Oryen balked, his shock mirrored in many of the others. It never ceased to amaze him that Kalysto got away with the things she said or that she said them at all. Her hair-trigger callousness erupted without any clue as to what tripped the wire of her temper.
Lazro raised a placating hand. "Please, let's not pick at old wounds or speak ill of the dead."
Kaly sneered and went on anyway. "I didn't say I disagreed with you, Tavell. It's just you talk about 'uprooting Kahleir' like that's not skipping a bunch of fucking steps. We don't know where they're rooted. We don't know who their Alpha is. We don't know shit about them. No one does."
Tavell made an impotent noise of disagreement.
"Regardless," Lazro intervened, "Mardero's resources hinge on our ability to maintain some degree of peace inside quarantine. We won't get anywhere by treating Kahleir like our foes."
Kaly snorted.
Lazro didn't appear phased by her derision. If anything, he viewed her with a twinge of sympathy. Oryen could only theorize why—she'd suffered a great deal of loss, far as he knew. Her family, her mother-in-law, her husband. But of the latter two, one she had nothing good to say about, the other she'd been accused of murdering herself. Maybe it was all a facade hiding a well of grief, problems too deep to understand when viewed from the surface, but Oryen still found it difficult to see Kalysto through the lens of her hardship when she did her best to spit in the eye of anyone who looked at her.
"If you have insight, Kaly, I'd love to hear it," Lazro said.
Kalysto's icy stare met Lazro's across the table, penetrative even with the black eye. "Reconnaisance."
"Risk the lives of our Kappas searching for Kahleir?" said Lazro.

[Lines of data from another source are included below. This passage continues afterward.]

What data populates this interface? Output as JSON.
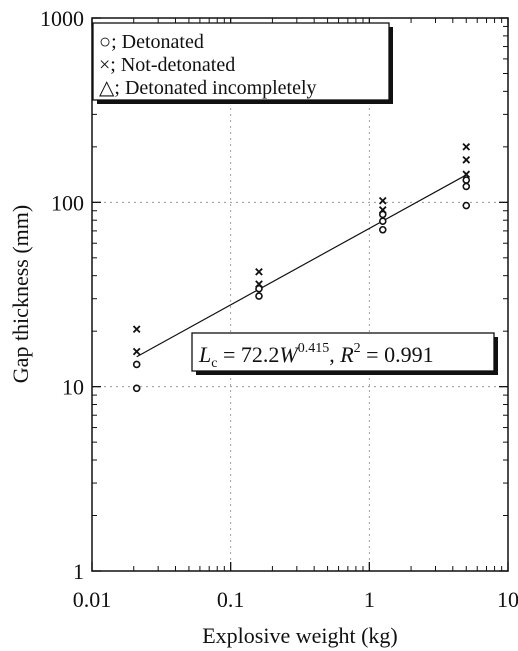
{
  "chart_data": {
    "type": "scatter",
    "x_scale": "log",
    "y_scale": "log",
    "xlim": [
      0.01,
      10
    ],
    "ylim": [
      1,
      1000
    ],
    "grid": true,
    "xlabel": "Explosive weight (kg)",
    "ylabel": "Gap thickness (mm)",
    "x_ticks": [
      0.01,
      0.1,
      1,
      10
    ],
    "x_tick_labels": [
      "0.01",
      "0.1",
      "1",
      "10"
    ],
    "y_ticks": [
      1,
      10,
      100,
      1000
    ],
    "y_tick_labels": [
      "1",
      "10",
      "100",
      "1000"
    ],
    "legend": {
      "position": "top-left",
      "entries": [
        {
          "marker": "○",
          "label": "; Detonated"
        },
        {
          "marker": "×",
          "label": "; Not-detonated"
        },
        {
          "marker": "△",
          "label": "; Detonated incompletely"
        }
      ]
    },
    "series": [
      {
        "name": "Detonated",
        "marker": "circle",
        "points": [
          {
            "x": 0.021,
            "y": 9.8
          },
          {
            "x": 0.021,
            "y": 13.2
          },
          {
            "x": 0.16,
            "y": 31
          },
          {
            "x": 0.16,
            "y": 34
          },
          {
            "x": 1.25,
            "y": 71
          },
          {
            "x": 1.25,
            "y": 79
          },
          {
            "x": 1.25,
            "y": 86
          },
          {
            "x": 5.0,
            "y": 96
          },
          {
            "x": 5.0,
            "y": 122
          },
          {
            "x": 5.0,
            "y": 132
          }
        ]
      },
      {
        "name": "Not-detonated",
        "marker": "x",
        "points": [
          {
            "x": 0.021,
            "y": 15.5
          },
          {
            "x": 0.021,
            "y": 20.5
          },
          {
            "x": 0.16,
            "y": 36
          },
          {
            "x": 0.16,
            "y": 42
          },
          {
            "x": 1.25,
            "y": 91
          },
          {
            "x": 1.25,
            "y": 102
          },
          {
            "x": 5.0,
            "y": 142
          },
          {
            "x": 5.0,
            "y": 170
          },
          {
            "x": 5.0,
            "y": 200
          }
        ]
      }
    ],
    "fit": {
      "coefficient": 72.2,
      "exponent": 0.415,
      "x_range": [
        0.021,
        5.0
      ]
    },
    "annotation": {
      "lhs": "L",
      "lhs_sub": "c",
      "equals": " = 72.2",
      "var": "W",
      "exponent": "0.415",
      "r": "R",
      "r_sup": "2",
      "r_value": " = 0.991",
      "separator": ", "
    }
  }
}
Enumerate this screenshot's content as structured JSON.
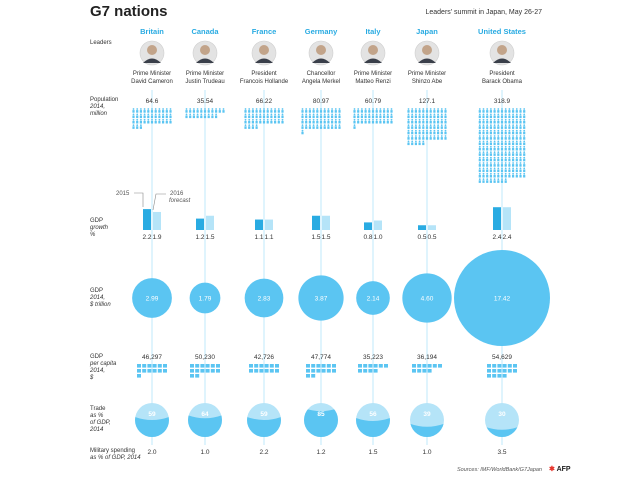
{
  "header": {
    "title": "G7 nations",
    "subtitle": "Leaders' summit in Japan, May 26-27",
    "source": "Sources: IMF/WorldBank/G7Japan",
    "logo": "AFP"
  },
  "row_labels": {
    "leaders": [
      "Leaders"
    ],
    "population": [
      "Population",
      "2014,",
      "million"
    ],
    "growth": [
      "GDP",
      "growth",
      "%"
    ],
    "gdp": [
      "GDP",
      "2014,",
      "$ trillion"
    ],
    "per_capita": [
      "GDP",
      "per capita",
      "2014,",
      "$"
    ],
    "trade": [
      "Trade",
      "as %",
      "of GDP,",
      "2014"
    ],
    "military": [
      "Military spending",
      "as % of GDP, 2014"
    ]
  },
  "growth_legend": {
    "year_a": "2015",
    "year_b": "2016",
    "year_b_note": "forecast"
  },
  "colors": {
    "accent": "#29abe2",
    "circle": "#5bc5f2",
    "light": "#b5e4f8",
    "line": "#bfe8fb",
    "text": "#333333"
  },
  "chart_data": {
    "type": "table",
    "categories": [
      "Britain",
      "Canada",
      "France",
      "Germany",
      "Italy",
      "Japan",
      "United States"
    ],
    "leaders": [
      {
        "title": "Prime Minister",
        "name": "David Cameron"
      },
      {
        "title": "Prime Minister",
        "name": "Justin Trudeau"
      },
      {
        "title": "President",
        "name": "Francois Hollande"
      },
      {
        "title": "Chancellor",
        "name": "Angela Merkel"
      },
      {
        "title": "Prime Minister",
        "name": "Matteo Renzi"
      },
      {
        "title": "Prime Minister",
        "name": "Shinzo Abe"
      },
      {
        "title": "President",
        "name": "Barack Obama"
      }
    ],
    "population_million": [
      64.6,
      35.54,
      66.22,
      80.97,
      60.79,
      127.1,
      318.9
    ],
    "gdp_growth_pct": {
      "2015": [
        2.2,
        1.2,
        1.1,
        1.5,
        0.8,
        0.5,
        2.4
      ],
      "2016": [
        1.9,
        1.5,
        1.1,
        1.5,
        1.0,
        0.5,
        2.4
      ]
    },
    "gdp_trillion_usd": [
      2.99,
      1.79,
      2.83,
      3.87,
      2.14,
      4.6,
      17.42
    ],
    "gdp_per_capita_usd": [
      "46,297",
      "50,230",
      "42,726",
      "47,774",
      "35,223",
      "36,194",
      "54,629"
    ],
    "trade_pct_gdp": [
      59,
      64,
      59,
      85,
      56,
      39,
      30
    ],
    "military_pct_gdp": [
      2.0,
      1.0,
      2.2,
      1.2,
      1.5,
      1.0,
      3.5
    ]
  }
}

Beside Oryen, Zarkerya stiffened, her scent gone flinty and sharp with adrenaline and fear. His newfound senses added layers to the conversation, both those spoken and unspoken.

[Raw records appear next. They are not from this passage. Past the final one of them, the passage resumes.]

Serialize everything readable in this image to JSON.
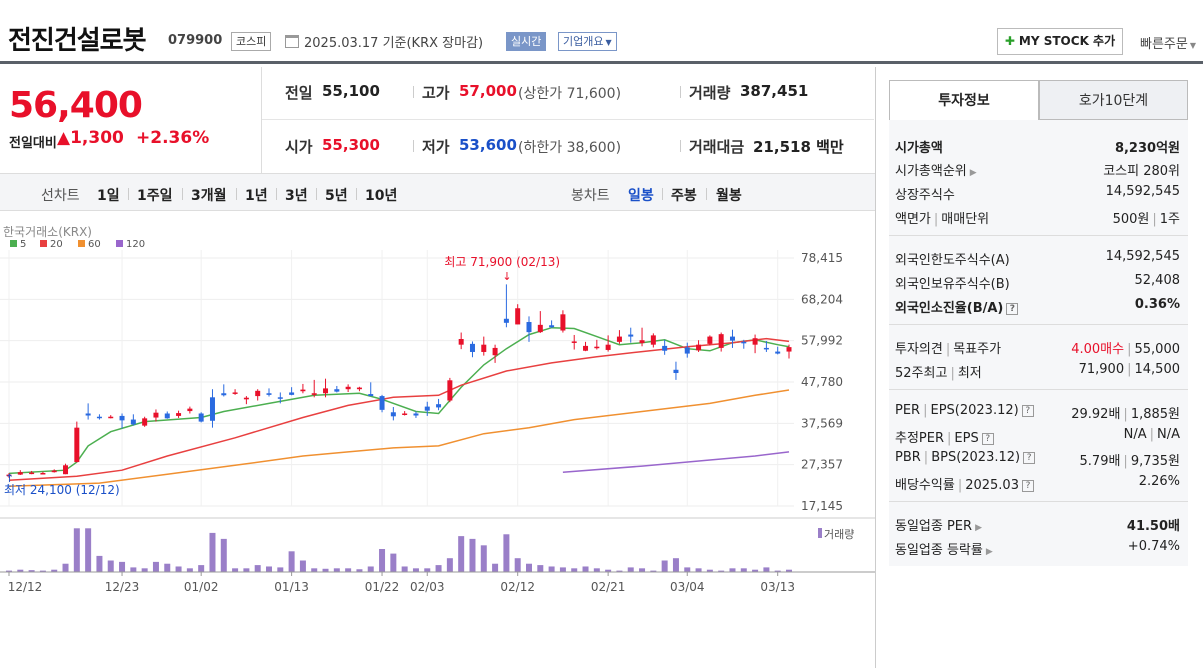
{
  "stock": {
    "name": "전진건설로봇",
    "code": "079900",
    "market": "코스피",
    "date": "2025.03.17 기준(KRX 장마감)",
    "realtime": "실시간",
    "company_overview": "기업개요",
    "my_stock": "MY STOCK 추가",
    "quick_order": "빠른주문"
  },
  "price": {
    "current": "56,400",
    "change_label": "전일대비",
    "change": "1,300",
    "change_pct": "+2.36%"
  },
  "info": {
    "prev_label": "전일",
    "prev": "55,100",
    "high_label": "고가",
    "high": "57,000",
    "upper_label": "상한가",
    "upper": "71,600",
    "volume_label": "거래량",
    "volume": "387,451",
    "open_label": "시가",
    "open": "55,300",
    "low_label": "저가",
    "low": "53,600",
    "lower_label": "하한가",
    "lower": "38,600",
    "amount_label": "거래대금",
    "amount": "21,518",
    "amount_unit": "백만"
  },
  "period": {
    "line_label": "선차트",
    "line_options": [
      "1일",
      "1주일",
      "3개월",
      "1년",
      "3년",
      "5년",
      "10년"
    ],
    "candle_label": "봉차트",
    "candle_options": [
      "일봉",
      "주봉",
      "월봉"
    ],
    "selected": "일봉"
  },
  "chart_data": {
    "type": "candlestick",
    "source": "한국거래소(KRX)",
    "ma_legend": [
      {
        "name": "5",
        "color": "#4caf50"
      },
      {
        "name": "20",
        "color": "#e84040"
      },
      {
        "name": "60",
        "color": "#f09030"
      },
      {
        "name": "120",
        "color": "#9966cc"
      }
    ],
    "x_ticks": [
      "12/12",
      "12/23",
      "01/02",
      "01/13",
      "01/22",
      "02/03",
      "02/12",
      "02/21",
      "03/04",
      "03/13"
    ],
    "y_ticks": [
      "78,415",
      "68,204",
      "57,992",
      "47,780",
      "37,569",
      "27,357",
      "17,145"
    ],
    "high_note": "최고 71,900 (02/13)",
    "low_note": "최저 24,100 (12/12)",
    "volume_label": "거래량",
    "candles": [
      [
        24600,
        25300,
        24100,
        24900
      ],
      [
        24900,
        26000,
        24800,
        25500
      ],
      [
        25300,
        25800,
        25000,
        25400
      ],
      [
        25200,
        25600,
        25000,
        25300
      ],
      [
        25500,
        26200,
        25400,
        25900
      ],
      [
        25000,
        27600,
        25000,
        27200
      ],
      [
        28000,
        38000,
        27900,
        36500
      ],
      [
        40000,
        42500,
        38500,
        39500
      ],
      [
        39200,
        39800,
        38500,
        39000
      ],
      [
        39100,
        39600,
        38800,
        39200
      ],
      [
        39400,
        40000,
        36300,
        38300
      ],
      [
        38500,
        39800,
        37000,
        37300
      ],
      [
        37000,
        39200,
        36700,
        38800
      ],
      [
        39000,
        41000,
        38000,
        40200
      ],
      [
        40000,
        40500,
        38700,
        38800
      ],
      [
        39400,
        40700,
        38900,
        40100
      ],
      [
        40600,
        41700,
        40000,
        41200
      ],
      [
        40000,
        40300,
        37800,
        38000
      ],
      [
        44000,
        46000,
        36500,
        38200
      ],
      [
        45000,
        47200,
        44200,
        44500
      ],
      [
        45000,
        46000,
        44600,
        45200
      ],
      [
        43500,
        44300,
        42300,
        43900
      ],
      [
        44300,
        46000,
        43200,
        45600
      ],
      [
        45000,
        46200,
        44200,
        44600
      ],
      [
        44000,
        45200,
        42500,
        43900
      ],
      [
        45200,
        46500,
        44500,
        44600
      ],
      [
        45500,
        47300,
        45000,
        45900
      ],
      [
        44600,
        48300,
        44000,
        45000
      ],
      [
        45000,
        48600,
        44000,
        46200
      ],
      [
        46000,
        46800,
        45200,
        45400
      ],
      [
        46000,
        47200,
        45300,
        46600
      ],
      [
        46000,
        46600,
        45500,
        46400
      ],
      [
        44800,
        47700,
        44600,
        44300
      ],
      [
        44300,
        44600,
        40300,
        40900
      ],
      [
        40300,
        41600,
        38300,
        39300
      ],
      [
        39800,
        40600,
        39500,
        40000
      ],
      [
        40000,
        40500,
        38900,
        39500
      ],
      [
        41700,
        42900,
        39400,
        40700
      ],
      [
        42300,
        43600,
        40800,
        41500
      ],
      [
        43200,
        48800,
        42800,
        48200
      ],
      [
        57000,
        60000,
        55900,
        58400
      ],
      [
        57200,
        57800,
        53900,
        55200
      ],
      [
        55200,
        59000,
        54300,
        57000
      ],
      [
        54400,
        57000,
        52500,
        56200
      ],
      [
        63400,
        71900,
        61300,
        62400
      ],
      [
        62000,
        67000,
        62000,
        66000
      ],
      [
        62600,
        64000,
        57700,
        60100
      ],
      [
        60100,
        65300,
        59900,
        61900
      ],
      [
        61800,
        63000,
        61100,
        61300
      ],
      [
        60500,
        65500,
        60000,
        64500
      ],
      [
        57800,
        59400,
        55800,
        57800
      ],
      [
        55500,
        57700,
        55400,
        56700
      ],
      [
        56500,
        58200,
        55800,
        56500
      ],
      [
        55700,
        59300,
        55300,
        57000
      ],
      [
        57700,
        60600,
        57200,
        59000
      ],
      [
        59500,
        61200,
        57500,
        59000
      ],
      [
        57400,
        61200,
        56600,
        58100
      ],
      [
        57000,
        59800,
        56300,
        59300
      ],
      [
        56700,
        58200,
        54500,
        55500
      ],
      [
        50800,
        52800,
        48300,
        50000
      ],
      [
        56300,
        57500,
        53800,
        54800
      ],
      [
        55600,
        58100,
        55200,
        57000
      ],
      [
        57200,
        59300,
        56800,
        59000
      ],
      [
        56200,
        60000,
        55300,
        59600
      ],
      [
        59000,
        60700,
        56200,
        58000
      ],
      [
        57700,
        58200,
        56000,
        57400
      ],
      [
        57000,
        59500,
        54900,
        58600
      ],
      [
        56200,
        57900,
        55200,
        56000
      ],
      [
        55300,
        56500,
        54600,
        54800
      ],
      [
        55300,
        57000,
        53600,
        56400
      ]
    ],
    "volumes": [
      3,
      5,
      4,
      3,
      5,
      18,
      95,
      95,
      35,
      25,
      22,
      10,
      8,
      22,
      18,
      12,
      8,
      15,
      85,
      72,
      8,
      8,
      15,
      12,
      10,
      45,
      25,
      8,
      7,
      8,
      8,
      6,
      12,
      50,
      40,
      12,
      8,
      8,
      15,
      30,
      78,
      72,
      58,
      18,
      82,
      30,
      18,
      15,
      12,
      10,
      8,
      12,
      8,
      5,
      3,
      10,
      8,
      3,
      25,
      30,
      10,
      8,
      5,
      3,
      8,
      8,
      5,
      10,
      3,
      5
    ],
    "ma": {
      "5": [
        [
          0,
          25200
        ],
        [
          5,
          26000
        ],
        [
          6,
          28000
        ],
        [
          7,
          32000
        ],
        [
          9,
          35500
        ],
        [
          12,
          38000
        ],
        [
          17,
          39000
        ],
        [
          19,
          40500
        ],
        [
          23,
          42500
        ],
        [
          27,
          44500
        ],
        [
          31,
          45000
        ],
        [
          33,
          43500
        ],
        [
          36,
          40500
        ],
        [
          38,
          40000
        ],
        [
          40,
          46500
        ],
        [
          42,
          52000
        ],
        [
          44,
          56000
        ],
        [
          46,
          59500
        ],
        [
          48,
          61200
        ],
        [
          50,
          61000
        ],
        [
          52,
          59000
        ],
        [
          54,
          57000
        ],
        [
          56,
          57500
        ],
        [
          58,
          58200
        ],
        [
          60,
          56000
        ],
        [
          62,
          55500
        ],
        [
          64,
          57500
        ],
        [
          66,
          58200
        ],
        [
          68,
          57000
        ],
        [
          69,
          56500
        ]
      ],
      "20": [
        [
          0,
          23500
        ],
        [
          6,
          24500
        ],
        [
          10,
          26000
        ],
        [
          14,
          29500
        ],
        [
          20,
          34000
        ],
        [
          26,
          39000
        ],
        [
          30,
          42000
        ],
        [
          34,
          44000
        ],
        [
          38,
          44500
        ],
        [
          40,
          47000
        ],
        [
          44,
          50500
        ],
        [
          48,
          52500
        ],
        [
          52,
          54000
        ],
        [
          56,
          55300
        ],
        [
          60,
          56500
        ],
        [
          64,
          57500
        ],
        [
          67,
          58500
        ],
        [
          69,
          57800
        ]
      ],
      "60": [
        [
          0,
          22000
        ],
        [
          8,
          22800
        ],
        [
          14,
          25000
        ],
        [
          20,
          27200
        ],
        [
          26,
          29500
        ],
        [
          30,
          30500
        ],
        [
          34,
          31500
        ],
        [
          38,
          32000
        ],
        [
          42,
          35000
        ],
        [
          46,
          36500
        ],
        [
          50,
          38500
        ],
        [
          56,
          40500
        ],
        [
          62,
          42500
        ],
        [
          66,
          44500
        ],
        [
          69,
          45800
        ]
      ],
      "120": [
        [
          49,
          25500
        ],
        [
          56,
          27000
        ],
        [
          62,
          28500
        ],
        [
          66,
          29500
        ],
        [
          69,
          30500
        ]
      ]
    },
    "ylim": [
      17145,
      78415
    ]
  },
  "tabs": {
    "invest": "투자정보",
    "hoga": "호가10단계"
  },
  "invest": {
    "cap_label": "시가총액",
    "cap": "8,230억원",
    "rank_label": "시가총액순위",
    "rank": "코스피 280위",
    "shares_label": "상장주식수",
    "shares": "14,592,545",
    "par_label": "액면가",
    "unit_label": "매매단위",
    "par": "500원",
    "unit": "1주",
    "foreign_limit_label": "외국인한도주식수(A)",
    "foreign_limit": "14,592,545",
    "foreign_hold_label": "외국인보유주식수(B)",
    "foreign_hold": "52,408",
    "foreign_ratio_label": "외국인소진율(B/A)",
    "foreign_ratio": "0.36%",
    "opinion_label": "투자의견",
    "target_label": "목표주가",
    "opinion": "4.00매수",
    "target": "55,000",
    "wk52_high_label": "52주최고",
    "wk52_low_label": "최저",
    "wk52_high": "71,900",
    "wk52_low": "14,500",
    "per_label": "PER",
    "eps_label": "EPS(2023.12)",
    "per": "29.92배",
    "eps": "1,885원",
    "est_per_label": "추정PER",
    "est_eps_label": "EPS",
    "est_per": "N/A",
    "est_eps": "N/A",
    "pbr_label": "PBR",
    "bps_label": "BPS(2023.12)",
    "pbr": "5.79배",
    "bps": "9,735원",
    "div_label": "배당수익률",
    "div_date": "2025.03",
    "div": "2.26%",
    "ind_per_label": "동일업종 PER",
    "ind_per": "41.50배",
    "ind_chg_label": "동일업종 등락률",
    "ind_chg": "+0.74%"
  }
}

Zarkerya never wanted Jezarri to join the Kappas.
"Risk our own in search of Kahleir's stronghold?" said Lazro.
Kalysto shrugged. "Some poor fuck dies every now and again when we send them to pick up new recruits at the gate, or to pick up the ration convoys from LycanCorp."

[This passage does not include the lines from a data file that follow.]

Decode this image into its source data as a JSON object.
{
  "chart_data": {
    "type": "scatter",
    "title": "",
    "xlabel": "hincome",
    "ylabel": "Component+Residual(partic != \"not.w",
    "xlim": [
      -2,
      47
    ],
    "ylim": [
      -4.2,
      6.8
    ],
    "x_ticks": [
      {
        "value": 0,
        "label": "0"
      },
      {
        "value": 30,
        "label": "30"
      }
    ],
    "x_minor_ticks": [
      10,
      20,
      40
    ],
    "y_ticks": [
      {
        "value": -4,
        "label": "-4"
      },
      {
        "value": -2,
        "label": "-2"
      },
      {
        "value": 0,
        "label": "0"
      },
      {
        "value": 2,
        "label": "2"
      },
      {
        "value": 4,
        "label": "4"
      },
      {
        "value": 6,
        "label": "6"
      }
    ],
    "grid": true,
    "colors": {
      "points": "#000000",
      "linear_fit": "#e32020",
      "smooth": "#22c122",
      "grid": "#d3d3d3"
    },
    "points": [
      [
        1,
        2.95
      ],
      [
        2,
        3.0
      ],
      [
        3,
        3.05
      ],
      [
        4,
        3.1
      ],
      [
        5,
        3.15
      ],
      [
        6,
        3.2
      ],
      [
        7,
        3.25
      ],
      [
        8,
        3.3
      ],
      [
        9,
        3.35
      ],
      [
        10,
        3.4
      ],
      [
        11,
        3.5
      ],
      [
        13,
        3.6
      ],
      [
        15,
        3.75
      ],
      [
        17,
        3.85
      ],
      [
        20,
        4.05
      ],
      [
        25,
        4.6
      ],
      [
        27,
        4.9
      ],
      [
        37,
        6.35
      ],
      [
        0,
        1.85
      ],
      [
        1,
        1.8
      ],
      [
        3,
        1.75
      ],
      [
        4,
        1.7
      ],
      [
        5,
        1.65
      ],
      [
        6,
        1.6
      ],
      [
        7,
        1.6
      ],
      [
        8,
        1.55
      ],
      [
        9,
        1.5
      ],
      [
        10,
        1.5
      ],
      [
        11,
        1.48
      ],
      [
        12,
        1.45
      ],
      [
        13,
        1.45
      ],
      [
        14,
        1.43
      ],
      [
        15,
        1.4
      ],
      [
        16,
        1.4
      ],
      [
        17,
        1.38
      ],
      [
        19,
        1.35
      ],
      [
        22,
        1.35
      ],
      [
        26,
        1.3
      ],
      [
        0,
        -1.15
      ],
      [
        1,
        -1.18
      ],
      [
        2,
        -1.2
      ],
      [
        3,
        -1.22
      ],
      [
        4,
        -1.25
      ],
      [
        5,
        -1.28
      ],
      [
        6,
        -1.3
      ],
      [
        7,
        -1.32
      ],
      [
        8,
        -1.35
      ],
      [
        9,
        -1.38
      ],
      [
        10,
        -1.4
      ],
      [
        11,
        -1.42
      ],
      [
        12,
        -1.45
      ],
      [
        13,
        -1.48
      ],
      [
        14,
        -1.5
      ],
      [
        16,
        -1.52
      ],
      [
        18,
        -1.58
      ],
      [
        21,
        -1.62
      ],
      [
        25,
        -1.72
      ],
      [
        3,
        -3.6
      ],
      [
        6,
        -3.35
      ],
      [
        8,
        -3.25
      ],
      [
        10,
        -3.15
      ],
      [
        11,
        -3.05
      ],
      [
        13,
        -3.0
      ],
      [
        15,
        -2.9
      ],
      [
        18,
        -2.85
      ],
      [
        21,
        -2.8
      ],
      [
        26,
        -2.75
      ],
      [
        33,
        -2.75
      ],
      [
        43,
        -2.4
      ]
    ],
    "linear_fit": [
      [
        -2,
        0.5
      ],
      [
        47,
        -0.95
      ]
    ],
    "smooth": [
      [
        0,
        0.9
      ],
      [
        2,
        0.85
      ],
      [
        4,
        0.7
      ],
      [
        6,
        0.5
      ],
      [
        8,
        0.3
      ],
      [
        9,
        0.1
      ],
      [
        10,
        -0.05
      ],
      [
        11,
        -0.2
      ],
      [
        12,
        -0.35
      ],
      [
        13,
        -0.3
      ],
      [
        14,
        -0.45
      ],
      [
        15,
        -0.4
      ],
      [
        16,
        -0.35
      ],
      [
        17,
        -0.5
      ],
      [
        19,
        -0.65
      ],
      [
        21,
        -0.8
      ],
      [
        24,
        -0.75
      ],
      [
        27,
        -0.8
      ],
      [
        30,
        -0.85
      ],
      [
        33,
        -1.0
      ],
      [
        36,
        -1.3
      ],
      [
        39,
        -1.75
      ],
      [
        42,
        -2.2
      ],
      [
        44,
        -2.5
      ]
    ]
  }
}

Sharply, Zarkerya said, "Those are moderate but necessary risks. What you suggest is suicidal."
"Well I wouldn't be the crazy one if I didn't make wild suggestions from time to time," Kalysto said. "Don't think of it as spying then. Think of it as bridge building. You want to avoid violence? Not possible unless someone gets chummy with them. Someone who can convince them we hate LycanCorp just as much and are only accepting their measly handouts and half-baked 'keep the peace' efforts because those are the lemons we got for lemonade."
Tavell sniffed. "Befriend Kahleir."
"I'm not volunteering," Kalysto clarified. "You asked for my opinion, so there it is. In the mean time? Kolraga's walls protect, sure, but all Kahleir has to do is get enough werewolves inside, and suddenly Kolraga's not our cosy little fortress anymore. Not for Lazro, not for us. It'll be another cage. Or a tomb."